Medications: furosemide 20 MG, pantoprazole 20 MG [...]

Procedures: Chest x-ray, Electrocardiogram [...]

### ER Visit (87 days before)

Conditions: Benign essential hypertension, Chest pain [...]

Medications: ondansetron, nitroglycerin [...]

Local Rubric

1. Patient Snapshot

27 yo hispanic male. Recurrent cardiology visits for congenital anomaly of coronary artery [...]

2. Main Risk Factors

- Congenital coronary artery anomaly (structural predisposition to ischemia)

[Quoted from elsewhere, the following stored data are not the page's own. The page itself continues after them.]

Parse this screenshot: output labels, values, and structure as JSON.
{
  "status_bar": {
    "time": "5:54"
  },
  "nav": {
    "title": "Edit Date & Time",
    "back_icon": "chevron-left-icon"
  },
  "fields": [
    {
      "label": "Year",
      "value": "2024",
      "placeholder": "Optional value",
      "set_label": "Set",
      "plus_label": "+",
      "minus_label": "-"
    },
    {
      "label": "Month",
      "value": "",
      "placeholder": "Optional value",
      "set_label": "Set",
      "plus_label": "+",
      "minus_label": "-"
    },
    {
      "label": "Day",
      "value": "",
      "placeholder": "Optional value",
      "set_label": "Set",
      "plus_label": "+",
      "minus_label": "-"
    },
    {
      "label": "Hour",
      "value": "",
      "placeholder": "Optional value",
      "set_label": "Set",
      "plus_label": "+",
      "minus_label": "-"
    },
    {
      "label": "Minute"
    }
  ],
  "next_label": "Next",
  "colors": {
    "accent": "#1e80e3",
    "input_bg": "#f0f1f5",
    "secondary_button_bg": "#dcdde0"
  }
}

- Tobacco exposure (smokeless) [...]

3. Protective Factors

- Young age (27), Normal BMI (21-22)

- No diabetes or renal impairment [...]

6. Overall Risk Impression

Elevated risk of acute MI despite favorable metabolic parameters [...]

Global Rubric

§3. Demographics

55 | FEMALE | [...]

§6. Recent Cardiac Symptoms (last 365d)

- Chest pain/angina: No

- Dyspnea: Yes [...]

§12. Other Relevant Labs

- Creatinine: 1.12 (2023-12-02)

- eGFR: No data [...]

§17. Known Risk Factors

- Diabetes: No, Hyperlipidemia: Yes

- Family hx of premature CAD: Unknown [...]

Results

We evaluate on the EHRSHOT benchmark: 15 clinical prediction tasks across 4 categories with 6,739 patients. Rubric methods are compared against count-feature models, naive text embeddings, zero-shot chain-of-thought prompting, and CLMBR-T, a clinical foundation model pretrained on 2.57M patients.

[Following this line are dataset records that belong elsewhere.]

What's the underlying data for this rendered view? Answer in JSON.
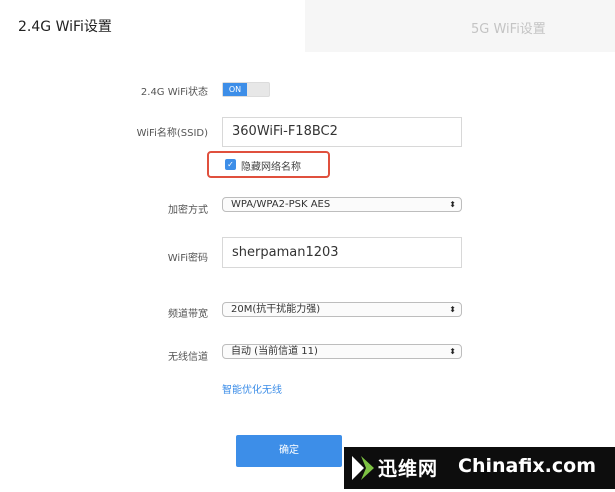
{
  "tabs": {
    "active": "2.4G WiFi设置",
    "inactive": "5G WiFi设置"
  },
  "form": {
    "status": {
      "label": "2.4G WiFi状态",
      "toggle_text": "ON",
      "on": true
    },
    "ssid": {
      "label": "WiFi名称(SSID)",
      "value": "360WiFi-F18BC2"
    },
    "hide_ssid": {
      "label": "隐藏网络名称",
      "checked": true
    },
    "encryption": {
      "label": "加密方式",
      "selected": "WPA/WPA2-PSK AES"
    },
    "password": {
      "label": "WiFi密码",
      "value": "sherpaman1203"
    },
    "bandwidth": {
      "label": "频道带宽",
      "selected": "20M(抗干扰能力强)"
    },
    "channel": {
      "label": "无线信道",
      "selected": "自动 (当前信道 11)"
    },
    "optimize_link": "智能优化无线",
    "confirm_label": "确定"
  },
  "watermark": {
    "cn": "迅维网",
    "en": "Chinafix.com"
  },
  "colors": {
    "accent": "#3d8ee8",
    "highlight": "#e0503d"
  },
  "icons": {
    "select_arrow": "updown-arrow-icon",
    "checkbox": "checkmark-icon"
  }
}
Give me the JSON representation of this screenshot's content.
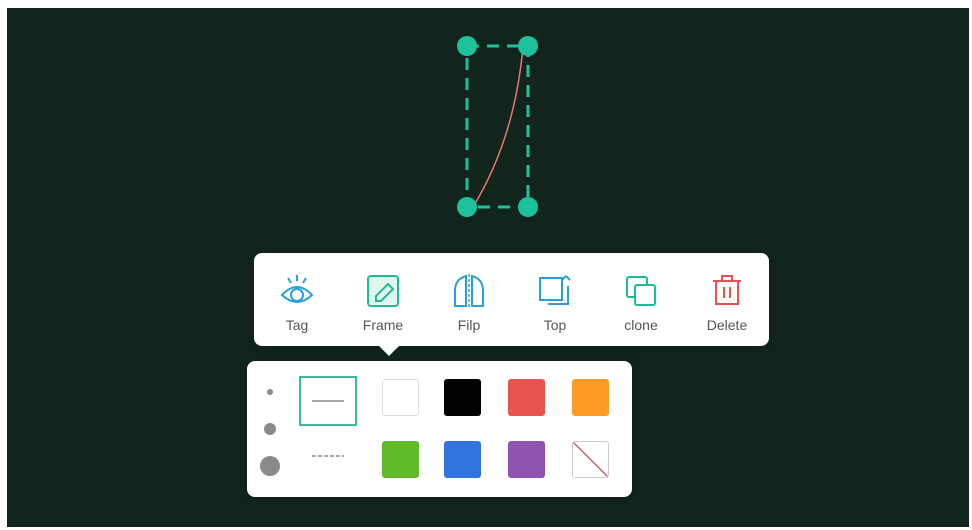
{
  "canvas": {
    "background": "#11251c"
  },
  "selection": {
    "handle_color": "#1dc29c",
    "border_color": "#1dc29c",
    "stroke_color": "#e8766a"
  },
  "toolbar": {
    "items": [
      {
        "label": "Tag",
        "icon": "eye-icon",
        "color": "#2a9fd8"
      },
      {
        "label": "Frame",
        "icon": "frame-pencil-icon",
        "color": "#1dbb93"
      },
      {
        "label": "Filp",
        "icon": "flip-icon",
        "color": "#2a9fd8"
      },
      {
        "label": "Top",
        "icon": "bring-to-top-icon",
        "color": "#2a9fd8"
      },
      {
        "label": "clone",
        "icon": "clone-icon",
        "color": "#1dbb93"
      },
      {
        "label": "Delete",
        "icon": "trash-icon",
        "color": "#e8524f"
      }
    ]
  },
  "style_panel": {
    "sizes": [
      "small",
      "medium",
      "large"
    ],
    "line_styles": [
      "solid",
      "dashed"
    ],
    "selected_line_style": "solid",
    "colors": [
      {
        "name": "white",
        "value": "#ffffff"
      },
      {
        "name": "black",
        "value": "#000000"
      },
      {
        "name": "red",
        "value": "#e8524f"
      },
      {
        "name": "orange",
        "value": "#fd9c25"
      },
      {
        "name": "green",
        "value": "#61ba28"
      },
      {
        "name": "blue",
        "value": "#3174df"
      },
      {
        "name": "purple",
        "value": "#8f54b2"
      },
      {
        "name": "none",
        "value": "transparent"
      }
    ]
  }
}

Overall Performance (15-task average)

Method AUROC (n=40) AUPRC (n=40) AUROC (n=All) AUPRC (n=All)
Local-Rubric 0.717 0.406 0.772 0.452
Global-Rubric 0.700 0.400 0.763 0.459
Global-Rubric-Auto 0.690 0.382 0.751 0.445
CLMBR-T (2.57M patients) 0.657 0.356 0.727 0.432
NaiveText 0.638 0.343 0.699 0.391
Count-GBM 0.608 0.311 0.679 0.387

Performance by Task Category

Performance breakdown by task category: operational outcomes, new diagnoses, lab results, and chest X-ray findings
Figure 2. Average performance by task group. Rubric methods show the largest gains on new diagnosis prediction and lab result anticipation tasks, while operational outcome tasks remain slightly stronger for CLMBR-T.

Per-Task Breakdown

AUROC for each of the 15 EHRSHOT tasks
Figure 3. AUROC per task (full training data).
AUPRC for each of the 15 EHRSHOT tasks
Figure 4. AUPRC per task (full training data).